Thanks for any input.
Well, one is a state school and one is private. Duke can turn down every single NC resident if it wants to, but UNC doesn’t have that option. There will certainly be a good number who know each other from the years of playing high school sports and the state championships in North Carolina. That might be true at Duke lacrosse too, but they’ll know each other from Baltimore and Long Island schools.
Look at the rosters from your sport and see where the kids went to high school.
Will it matter if your son is one of just a handful from OOS? I don’t think so.
I did just look at last year’s roster for UNC, and there were more NC kids than I expected. I am guessing not many make the starting lineup, but I could be wrong. Still it was about a third of the roster. The school is getting a lot of top recruits from around the country in S’s sport right now, so that mix may change.
Lots of differences between the schools in S’s sport specifically. To be honest I don’t know which one he would prefer in that regard. But at least for him personally, one’s strengths are the other’s weaknesses. That’s probably the primary driver of which he would be interested in.
I didn’t know if one school was more athlete friendly (again, non-basketball). I guess that’s the factor I don’t know anything about. Is Duke more like an Ivy, i.e. we have sports, but athletes are treated pretty much like everyone else? And is UNC more like a stereotypical large state school, where the athletes play an outsized role on campus and have access to better food, early class registration, more tutors, etc. than the non-athletes? Or are the schools similar in their treatment of athletes?
Both schools have top programs in basketball and lacrosse. and those players are BMOC (or women). I don’t think athletes are treated the same as other students at either school. Sometimes better, sometimes worse. The Duke lacrosse players were treated pretty unfairly by the school and community. The UNC athletes were getting easy A’s in ‘paper’ classes until that was shut down.
Almost all schools we looked at, big or small, have a registration preference for athletes because of practice times. My daughter has never had a problem getting a class, but then her non-athlete sister has also never had a problem either. When I was a student a million years ago, football and basketball players had training tables but I think they now eat in the regular student dining rooms except on game days and when traveling. Then it’s up to the coaches budgets what they get to eat. My daughter’s coach gives them a budget when they go to a restaurant, her boyfriend’s team (same sport) eats family style at places like Olive Garden. Bigger team, bigger boys to feed. Free breadsticks.
I’m assuming both Duke and UNC coaches have quite a bit of pull. Does anyone know if it is like an Ivy (i.e., coach gets x number of slots as long as they pass the preread)? Or are they given more leeway? I don’t really know how that works for the top academic but non-Ivy schools. Also I don’t know if UNC is given more flexibility since it isn’t on quite the same academic plane. Although I’m OOS, so that may be a factor there too.

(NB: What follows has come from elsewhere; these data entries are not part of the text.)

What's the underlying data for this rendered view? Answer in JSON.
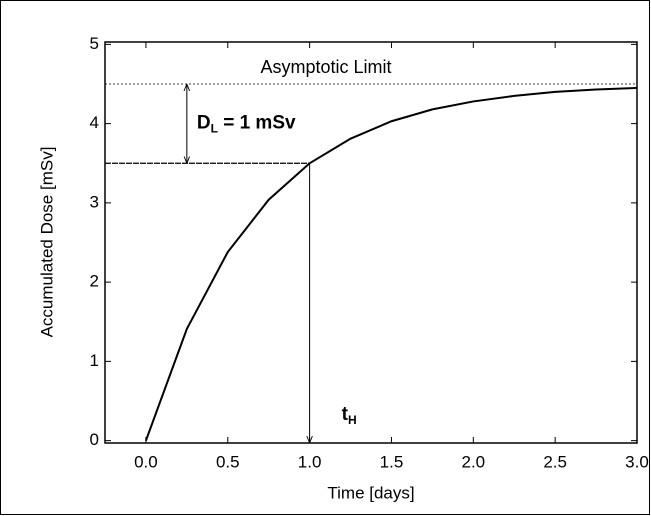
{
  "chart_data": {
    "type": "line",
    "xlabel": "Time [days]",
    "ylabel": "Accumulated Dose [mSv]",
    "x": [
      0,
      0.25,
      0.5,
      0.75,
      1.0,
      1.25,
      1.5,
      1.75,
      2.0,
      2.25,
      2.5,
      2.75,
      3.0
    ],
    "series": [
      {
        "color": "#000000",
        "values": [
          0,
          1.41,
          2.38,
          3.04,
          3.5,
          3.81,
          4.03,
          4.18,
          4.28,
          4.35,
          4.4,
          4.43,
          4.45
        ]
      }
    ],
    "xlim": [
      -0.25,
      3.0
    ],
    "ylim": [
      -0.03,
      5.03
    ],
    "xticks": [
      {
        "value": 0,
        "label": "0.0"
      },
      0.5,
      {
        "value": 1,
        "label": "1.0"
      },
      1.5,
      {
        "value": 2,
        "label": "2.0"
      },
      2.5,
      {
        "value": 3,
        "label": "3.0"
      }
    ],
    "yticks": [
      0,
      1,
      2,
      3,
      4,
      5
    ],
    "asymptote": {
      "label": "Asymptotic Limit",
      "value": 4.5
    },
    "dose_limit": {
      "label": {
        "main": "D",
        "sub": "L",
        "rest": " = 1 mSv"
      },
      "x": 0.25,
      "from": 3.5,
      "to": 4.5
    },
    "t_h": {
      "label": {
        "main": "t",
        "sub": "H"
      },
      "x": 1.0,
      "y": 3.5
    }
  }
}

Coaches at these schools have a certain number of verbal commitment slots that are provided to them by admissions. So it’s pretty much like Ivies, except that some of the Duke and UNC kids who verbally commit will get scholarships but not all. Then there are kids who missed out on verbal commitment slots but are still recruited. They will get a letter of support from the coach, but their admission is much less automatic than for kids who verbally committed. If UNC gets more leeway, that would just be that they can admit kids with lower academics and maybe they have a few more verbal commitment slots, but I’m not positive about that.